II. Exclusion of Evidence Concerning Reluctance to Sign Releases
[¶17] Orshonsky sought to elicit testimony from Mother that she refused to sign medical releases during discovery. During the offer of proof, the following colloquy took place:
[Defense Counsel:] . . . And do you remember me asking you to also sign a HIPAA release, or healthcare records releases?
[Mother:] Yes.
[Defense Counsel:] You refused to do that -
[Mother:] Yes.
[Defense Counsel:] -- at that time?
[Mother:] At that time -
[Defense Counsel:] Okay.
[Mother:] -- because I'm a nurse, and I understand fully, I didn't want to release all of our medical records, which was what that asked.
....
[Defense Counsel:] All right. One of the things in your counseling record is this issue of the biblical divorce.
[Mother:] Correct.
[Defense Counsel:] Is that one of the issues you did not want revealed?
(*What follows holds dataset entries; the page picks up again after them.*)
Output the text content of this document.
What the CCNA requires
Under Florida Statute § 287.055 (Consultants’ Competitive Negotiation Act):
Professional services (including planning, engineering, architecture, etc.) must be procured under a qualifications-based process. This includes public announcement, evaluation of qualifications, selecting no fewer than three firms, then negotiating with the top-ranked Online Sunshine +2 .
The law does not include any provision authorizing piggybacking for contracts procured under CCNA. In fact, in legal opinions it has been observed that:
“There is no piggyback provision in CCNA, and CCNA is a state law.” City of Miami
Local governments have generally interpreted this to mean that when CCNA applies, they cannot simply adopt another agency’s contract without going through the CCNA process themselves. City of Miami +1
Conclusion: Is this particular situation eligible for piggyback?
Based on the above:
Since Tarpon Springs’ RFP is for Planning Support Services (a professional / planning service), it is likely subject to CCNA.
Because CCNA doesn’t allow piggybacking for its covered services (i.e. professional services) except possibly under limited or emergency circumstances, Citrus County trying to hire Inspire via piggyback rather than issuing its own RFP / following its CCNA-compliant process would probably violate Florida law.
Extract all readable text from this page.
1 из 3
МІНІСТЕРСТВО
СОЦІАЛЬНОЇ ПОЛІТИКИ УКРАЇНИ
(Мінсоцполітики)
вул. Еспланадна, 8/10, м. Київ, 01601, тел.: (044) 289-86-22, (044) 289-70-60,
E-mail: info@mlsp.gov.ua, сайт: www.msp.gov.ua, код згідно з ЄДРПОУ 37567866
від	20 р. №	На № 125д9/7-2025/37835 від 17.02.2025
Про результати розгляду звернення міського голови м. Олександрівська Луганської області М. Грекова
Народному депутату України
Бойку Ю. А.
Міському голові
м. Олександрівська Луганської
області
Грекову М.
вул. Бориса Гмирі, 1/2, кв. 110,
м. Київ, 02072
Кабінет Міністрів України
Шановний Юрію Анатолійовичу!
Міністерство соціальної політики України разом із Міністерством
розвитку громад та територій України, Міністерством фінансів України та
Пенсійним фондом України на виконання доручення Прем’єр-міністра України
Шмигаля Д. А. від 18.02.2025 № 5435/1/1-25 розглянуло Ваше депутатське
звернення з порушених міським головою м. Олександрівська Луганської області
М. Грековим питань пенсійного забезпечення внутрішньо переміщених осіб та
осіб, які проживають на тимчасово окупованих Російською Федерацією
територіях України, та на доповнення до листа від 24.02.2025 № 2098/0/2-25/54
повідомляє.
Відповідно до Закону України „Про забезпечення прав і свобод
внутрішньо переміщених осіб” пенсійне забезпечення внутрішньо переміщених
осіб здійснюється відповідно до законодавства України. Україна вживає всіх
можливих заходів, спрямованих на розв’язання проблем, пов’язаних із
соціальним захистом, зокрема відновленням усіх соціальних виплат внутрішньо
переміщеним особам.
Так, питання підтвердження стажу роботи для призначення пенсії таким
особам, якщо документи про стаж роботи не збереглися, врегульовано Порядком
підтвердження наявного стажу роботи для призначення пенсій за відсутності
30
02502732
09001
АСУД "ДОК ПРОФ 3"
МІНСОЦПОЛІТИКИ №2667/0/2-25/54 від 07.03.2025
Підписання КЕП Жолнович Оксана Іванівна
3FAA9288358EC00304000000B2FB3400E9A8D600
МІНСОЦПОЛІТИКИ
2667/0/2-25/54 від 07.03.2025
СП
[Mother:] No, not at all. There is nothing in any of those records that I would not want revealed.
[Defense Counsel:] Then what was your concern?
[Mother:] I needed to think on it. As I said, as a nurse, I understand HIPAA records. And the wording of that first release pretty much gave full release to any and all of our medical and counseling and mental health records.
....
THE COURT: Okay. Then your -- your point here is that you think that this is important information to put in front of the jury here and -- or -
[Defense Counsel]: For impeachment purposes, Judge. The fact that she's resisting the disclosure of the records, . . . and then I
find the words biblical divorce, which is very important as it relates to impeachment and motivation.
THE COURT: Okay. She has not denied the fact that she talked about a biblical divorce. I don't know how --somehow resisting the -- delivering these medical records may impeach her in that regard[]. And she's [sic] not denied making that statement.
[Defense Counsel]: Judge, the statement doesn't mean anything. The fact that she resisted is the impeachment. Clearly, a reasonable jury could infer -
THE COURT: But ultimately -
[Defense Counsel]: -- that she was hiding the -
THE COURT: -- those records were produced, correct?
[Defense Counsel]: It doesn't put the fight itself, Judge, that a reasonable jury could infer that she was hiding it because of the word biblical divorce.
....
[The State responds stating that it is inappropriate for the evidence to be presented to the jury since Mother ultimately signed the releases forty days after the deposition]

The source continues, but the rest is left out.